In granting the construction manager's renewed motion for summary judgment, the Court articulated the litmus test for the construction manager's liability for a construction site accident as follows:
"In general, a construction manager customarily functions as an agent of the owner in an advisory capacity only. Nevertheless, when the particular construction management contract calls for the construction manager to exercise oversight of the work progress, to enforce safety regulations, and to stop the work when unsafe practices occur, the courts have reasoned that the construction manager has the requisite supervision and control of the work so as to render the construction manager liable as a statutory agent under the Labor Law. See, Walls v. Turner Constr. Co. et al., 4 N.Y.3d 861, 863 (2005); see also, Blake v.

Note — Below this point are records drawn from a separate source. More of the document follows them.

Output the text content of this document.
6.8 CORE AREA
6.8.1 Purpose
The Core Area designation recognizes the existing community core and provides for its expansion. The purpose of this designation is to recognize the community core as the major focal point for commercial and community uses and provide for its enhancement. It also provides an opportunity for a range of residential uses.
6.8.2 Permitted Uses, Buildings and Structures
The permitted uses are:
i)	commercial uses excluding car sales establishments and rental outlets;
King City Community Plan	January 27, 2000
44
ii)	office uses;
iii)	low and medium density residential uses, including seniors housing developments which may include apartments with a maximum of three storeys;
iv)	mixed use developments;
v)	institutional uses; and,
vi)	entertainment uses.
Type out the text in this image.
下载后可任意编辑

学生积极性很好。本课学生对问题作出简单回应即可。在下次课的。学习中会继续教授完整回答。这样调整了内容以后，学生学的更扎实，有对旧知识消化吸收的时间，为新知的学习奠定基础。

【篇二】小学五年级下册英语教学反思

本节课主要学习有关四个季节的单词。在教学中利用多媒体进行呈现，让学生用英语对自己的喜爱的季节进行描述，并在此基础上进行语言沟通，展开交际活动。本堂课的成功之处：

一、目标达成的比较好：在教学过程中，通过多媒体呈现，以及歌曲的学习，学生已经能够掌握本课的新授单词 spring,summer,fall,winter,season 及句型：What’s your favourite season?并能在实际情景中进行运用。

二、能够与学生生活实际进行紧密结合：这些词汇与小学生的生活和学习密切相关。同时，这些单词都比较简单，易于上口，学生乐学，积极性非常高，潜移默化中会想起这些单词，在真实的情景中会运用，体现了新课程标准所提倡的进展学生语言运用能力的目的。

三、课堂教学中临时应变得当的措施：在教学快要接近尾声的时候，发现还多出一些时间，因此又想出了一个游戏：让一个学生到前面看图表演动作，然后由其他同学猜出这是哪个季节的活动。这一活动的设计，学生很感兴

Neighborhood Housing Services of New York City, 1 N.Y.3d 280, 293 (2003)."
In this particular case, the Court found that the construction manager did not contractually or affirmatively assume any control over the general work site, or plaintiff's word performance, in particular, nor were they liable in common law negligence (Labor Law §200), because there was no evidence that they had any control over the work that purportedly caused plaintiff's accident.